If we look at a more step by step implementation of the jaccard_distance, we can compute and then analyse the intersection and union operands that conform the similarity metric:

In [7]:
sent1 = set(nltk.word_tokenize(sent1, language='english'))
sent2 = set(nltk.word_tokenize(sent2, language='english'))
print(sorted(sent1))
print(sorted(sent2))

['.', 'The', 'bathing', 'bird', 'in', 'is', 'sink', 'the']
['.', 'Birdie', 'basin', 'in', 'is', 'itself', 'the', 'washing', 'water']


In [8]:
intersecion = sent1.intersection(sent2)
union = sent1.union(sent2)
print(intersecion)
print(union)

{'is', 'in', 'the', '.'}
{'sink', 'washing', 'water', 'bathing', 'in', 'The', 'Birdie', 'bird', 'the', 'basin', 'itself', 'is', '.'}


From that computation, the only words that are present in both sentences are {'is', 'the', '.', 'in'} which are pretty common words and have no actual semantical information in them. Because of the intersecion of words being so small, the similarity metric (as it is shown in the next cell) will be so small and as a consequence, the distance bigger.

In [9]:
print("len(intersecion):", len(intersecion))
print("len(union):", len(union))
print("computed jaccard similarity:", len(intersecion)/len(union))
print("computed jaccard_distance:", 1-(len(intersecion)/len(union)))

len(intersecion): 4
len(union): 13
computed jaccard similarity: 0.3076923076923077
computed jaccard_distance: 0.6923076923076923


The computed jaccard distance is the same as it is returned by the nltk package's function.
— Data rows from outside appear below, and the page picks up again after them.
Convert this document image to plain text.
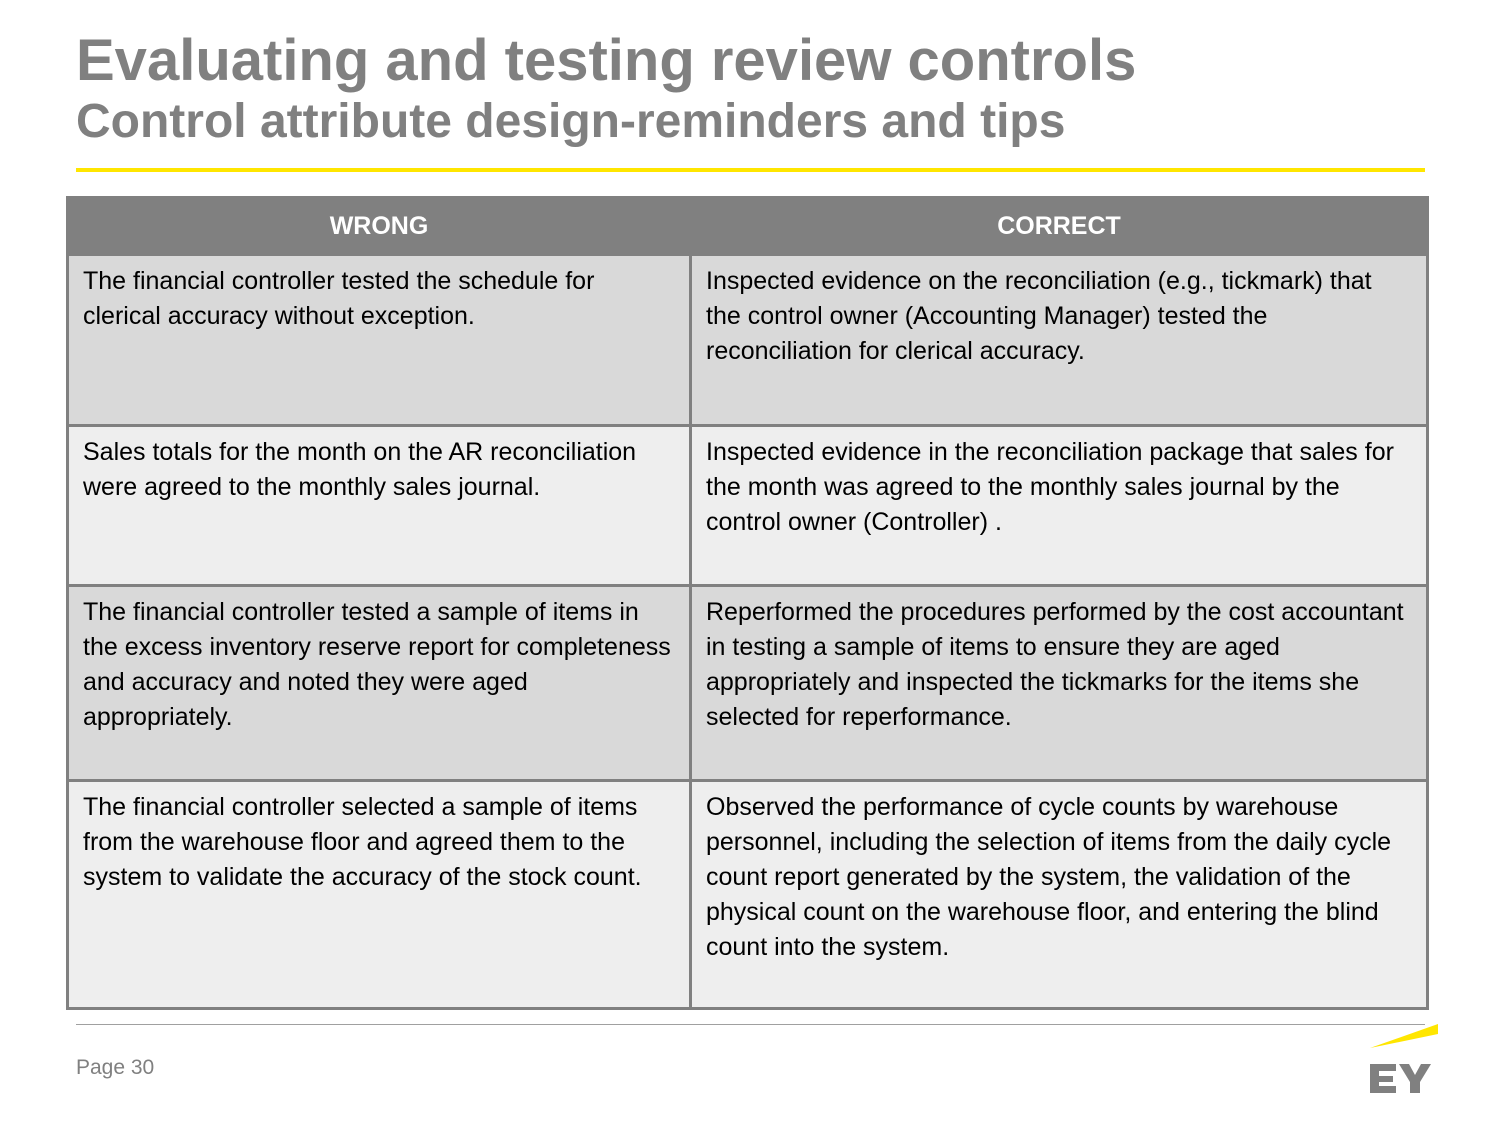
Evaluating and testing review controls
Control attribute design-reminders and tips
WRONG	CORRECT
The financial controller tested the schedule for clerical accuracy without exception.	Inspected evidence on the reconciliation (e.g., tickmark) that the control owner (Accounting Manager) tested the reconciliation for clerical accuracy.
Sales totals for the month on the AR reconciliation were agreed to the monthly sales journal.	Inspected evidence in the reconciliation package that sales for the month was agreed to the monthly sales journal by the control owner (Controller) .
The financial controller tested a sample of items in the excess inventory reserve report for completeness and accuracy and noted they were aged appropriately.	Reperformed the procedures performed by the cost accountant in testing a sample of items to ensure they are aged appropriately and inspected the tickmarks for the items she selected for reperformance.
The financial controller selected a sample of items from the warehouse floor and agreed them to the system to validate the accuracy of the stock count.	Observed the performance of cycle counts by warehouse personnel, including the selection of items from the daily cycle count report generated by the system, the validation of the physical count on the warehouse floor, and entering the blind count into the system.
Page 30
So, because the words similar between sentences are not as similar as the meaning may suggest, we can conclude that the jaccard distance is not a good enough metric to correctly represent the distance between sentences. Maybe some preprocessing to filter stopwords and then translate derivated words to the baseword would be beneficial before actually computing the distance.

***

## Optional: extract the correlation from all gold standards from test-gold

in this case, the gold standard is the similarity metric and it is converted using:

$$D_{jaccard}=1-S_{jaccard}$$

In [10]:
TEST_PATH = Path('./test-gold')

inputTestPaths = sorted(TEST_PATH.glob("STS.input.*.txt"))

for inputTestPath in inputTestPaths:
    print('-'*60)
    gsTestPath = inputTestPath.parent / (inputTestPath.stem.replace('input', 'gs') + '.txt')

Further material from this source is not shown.